Daggett speaks in sugar and exclamation points. On Thursday, during the self-destruction of Russia's Svetlana Khorkina, the nastiest thing he could muster was: "That is not the kind of mistake you can make in the Olympic all-around finals. Not the kind you want to make, anyway!" Easy there, Tim! His tub-thumping for American champ Carly Patterson had the ring of a pimply teenager rooting for his favorite baseball team: "That has gotta do it right there!"

If Daggett is unnervingly sweet, it's perhaps because his own life story isas heartwarming a fairy tale. At the 1984 games, Daggett was the XY Mary Lou Retton, posting a perfect 10 on the high bar and morphing into a legend overnight. As this motivational speaking site puts it: "Then disaster struck!" In 1987, Daggett tumbled off the bars in practice and suffered nerve damage and a ruptured disk. But he struggled back the very same year. Then disaster struck! At the '87 world championships, Daggett crushed his tibia and fibula and severed an artery after a flubbed "piked Cuervo" vault. But after some operations and skin grafts, he made triumphant return No. 2.

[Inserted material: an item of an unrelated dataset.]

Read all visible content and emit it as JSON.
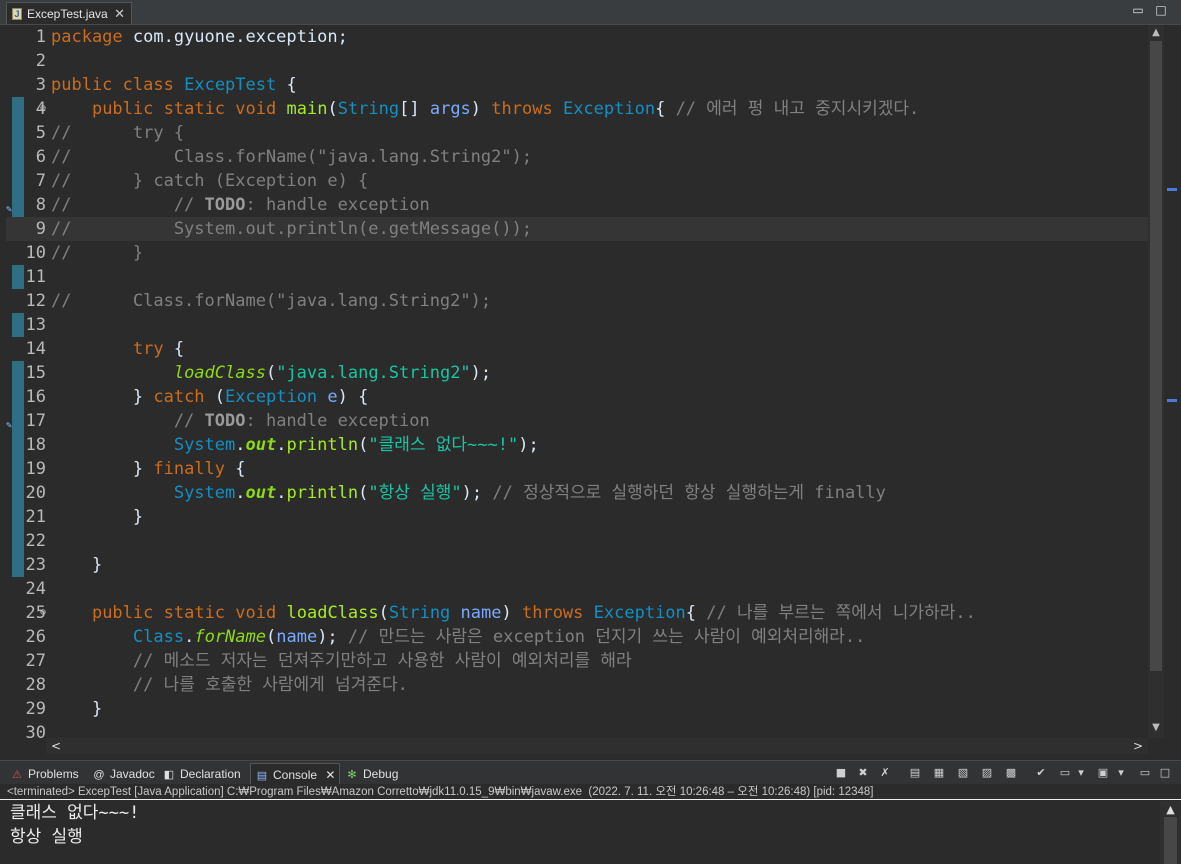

Tim Daggett is, quite simply, a perfect 10. OK, now I'm just quoting from that motivational speaking site—which you really must read—but you get my point. If NBC's announcers want to call it down the middle in water polo, well, bully for them. But in gymnastics—where the contestants are 12; where, after years of exhaustive training, the results are left to the whim of skeezy judges; where the coaches look like Eastern European mobsters in their twilight years; and where the routines, as Tim might say, are super-difficult—give me Daggett or give me death.